Trump’s unconventional support for the sitting prime minister might not benefit Johnson, however.
“Most Britons have a negative view of the U.S. president, according to polls,” Riley-Smith notes. “So being hugged by Mr. Trump during an election cycle will not necessarily result in extra votes.”
“Donald Trump is unfit to hold the office of president of the United States. Boris Johnson is unfit to be prime minister of the United Kingdom,” says Chuka Umunna, the foreign affairs spokesman for the Liberal Democratic Party. “This endorsement is yet another example of the cuddly relationship between the two men. As the saying goes, you can tell a lot about a person by the company they keep.”

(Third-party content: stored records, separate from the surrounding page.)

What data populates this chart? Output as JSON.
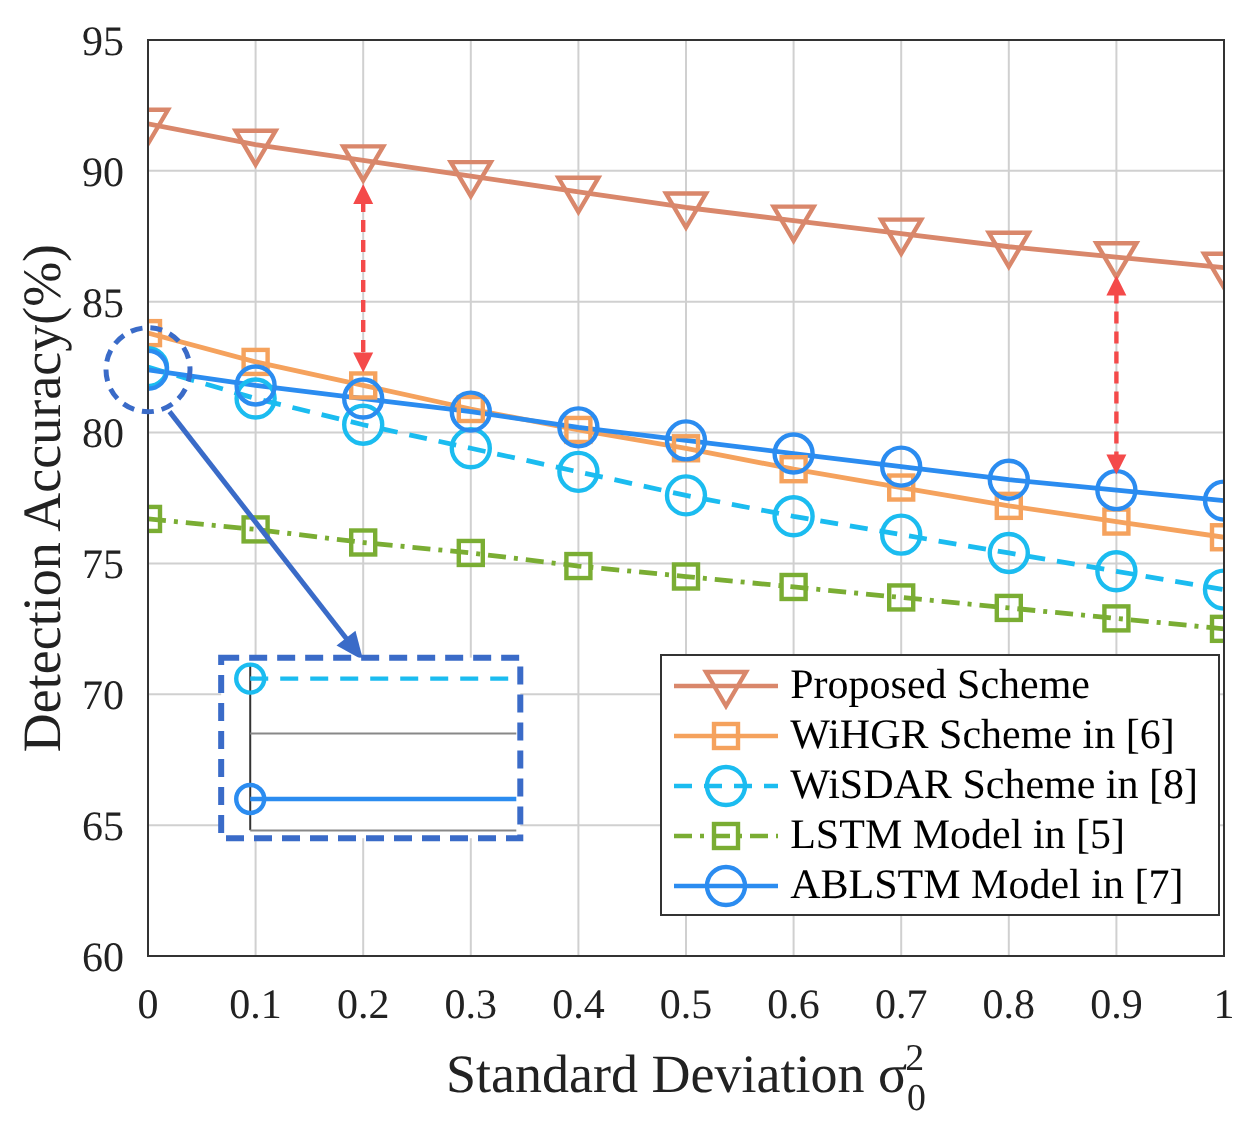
{
  "chart_data": {
    "type": "line",
    "xlabel": "Standard Deviation σ$_{0}$$^{2}$",
    "ylabel": "Detection Accuracy(%)",
    "x": [
      0,
      0.1,
      0.2,
      0.3,
      0.4,
      0.5,
      0.6,
      0.7,
      0.8,
      0.9,
      1
    ],
    "series": [
      {
        "name": "Proposed Scheme",
        "color": "#d9876b",
        "marker": "triangle",
        "line_style": "solid",
        "values": [
          91.8,
          91.0,
          90.4,
          89.8,
          89.2,
          88.6,
          88.1,
          87.6,
          87.1,
          86.7,
          86.3
        ]
      },
      {
        "name": "WiHGR Scheme in [6]",
        "color": "#f5a25d",
        "marker": "square",
        "line_style": "solid",
        "values": [
          83.8,
          82.7,
          81.8,
          80.9,
          80.1,
          79.4,
          78.6,
          77.9,
          77.2,
          76.6,
          76.0
        ]
      },
      {
        "name": "WiSDAR Scheme in [8]",
        "color": "#1bbcf0",
        "marker": "circle",
        "line_style": "dashed",
        "values": [
          82.5,
          81.3,
          80.3,
          79.4,
          78.5,
          77.6,
          76.8,
          76.1,
          75.4,
          74.7,
          74.0
        ]
      },
      {
        "name": "LSTM Model in [5]",
        "color": "#7aad33",
        "marker": "square",
        "line_style": "dashdot",
        "values": [
          76.7,
          76.3,
          75.8,
          75.4,
          74.9,
          74.5,
          74.1,
          73.7,
          73.3,
          72.9,
          72.5
        ]
      },
      {
        "name": "ABLSTM Model in [7]",
        "color": "#2b8cf0",
        "marker": "circle",
        "line_style": "solid",
        "values": [
          82.4,
          81.8,
          81.3,
          80.8,
          80.2,
          79.7,
          79.2,
          78.7,
          78.2,
          77.8,
          77.4
        ]
      }
    ],
    "xlim": [
      0,
      1
    ],
    "xticks": [
      0,
      0.1,
      0.2,
      0.3,
      0.4,
      0.5,
      0.6,
      0.7,
      0.8,
      0.9,
      1
    ],
    "ylim": [
      60,
      95
    ],
    "yticks": [
      60,
      65,
      70,
      75,
      80,
      85,
      90,
      95
    ],
    "grid": true,
    "legend": "bottom right"
  }
}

“This is not the first time that President Trump has opined on British politics," Amanda Sloat, senior fellow in the Center on the United States and Europe at the Brookings Institution, tells VOA.
'Background noise'
Sloat adds Trump "has previously expressed similar views, including his preference for Boris Johnson, concerns about Jeremy Corbyn and advice on Brexit negotiations. Trump’s interventions are largely background noise at this stage, given the current dysfunction of British politics and the president’s well-known view and have little effect on domestic debates.”
Johnson views the December election as a way around the parliamentary impasse on the British exit from the EU, something voters decided to pursue three years ago.
In the radio interview, Trump said Johnson, by aggressively pursuing Brexit, is “willing to do what no one else would do.”
Trump also warned that conditions to which London and Brussels might agree following Brexit could make it impossible for a bilateral trade deal between the United States and Britain.
“Under certain ways, we would be precluded, which would be ridiculous,” Trump said.
The U.S. president also told LBC Radio listeners that during trade negotiations between London and Washington, his administration would not seek to tamper with Britain’s national health system.
Corbyn is warning that would not be the case.
“It was Trump who said in June the NHS is 'on the table,' ” the Labor Party head tweeted. “And he knows if Labour wins, U.S. corporations won’t get their hands on it. Our NHS is not for sale.”
Trump spoke with Farage on a day in which his public schedule was blank. The interview was conducted just after the House, controlled by the opposition Democrats, voted to formalize its impeachment inquiry against the president.
Trump, in the radio interview, noted that with the 232-196 tally, “I didn’t have one negative Republican vote, which is a very unusual thing.”